Kill or Be Killed vol. 3
An otherwise great vol. 2 of this series was hamstrung by an ending that made me question how much progress the story had actually made. Vol. 3 doesn’t make that mistake because by the end of it we’ve finally caught up to and gone past the scene Dylan has been flashing back to since the beginning of the series. Things start off on an innocuous note as our protagonist has broken up with his old girlfriend, reconnected with Kira, and given up on the whole vigilante business. Naturally, his retirement from that stuff doesn’t last once the Russian mob starts sniffing around Kira in their efforts to find a lead on this masked man who’s been killing their guys. The ease with which Dylan enacts his plan to get the Russians off of his case is striking in comparison to his reluctant beginnings. It also allows creators Ed Brubaker and Sean Phillips to set up some really tense questioning, stalking, and action scenes along the way while believably selling the idea that their protagonist has come around on his “retirement.”

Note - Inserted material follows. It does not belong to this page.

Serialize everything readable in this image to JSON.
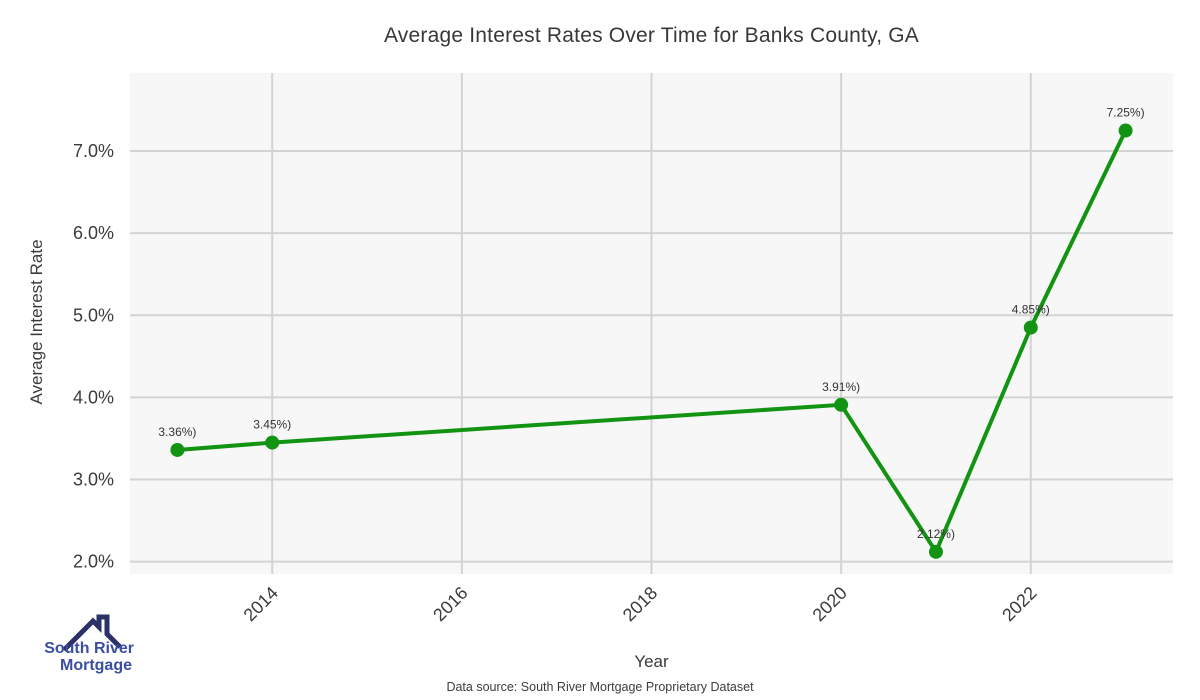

Then we get to the end of the volume and are thrown another curve on the whole business of Dylan’s demon. I, like a lot of other readers, thought from the start that the demon that’s been plaguing our main character all this time has been a mental hallucination. Brubaker and Phillips, however, have been committed to playing up the uncertainty that this apparition may be more real than we think. Their efforts to continue this in vol. 3 are their most successful yet. While I’m still not convinced that the demon is real, the creators have actually made its presence more interesting than the “Dylan’s just crazy” explanation I’d been expecting all along. It all ties in to our protagonist’s memory and how he’s accidentally reminded by his mother that his father used to have a son from a previous marriage. A son that Dylan briefly grew up with and somehow completely forgot about. It’s when he starts to dig into the mystery of this missing son/stepbrother that the underlying mystery of the demon becomes genuinely compelling. While also leading to an astonishingly creepy final page. Great job on that one Sean — it’s some Grade-A nightmare fuel right there.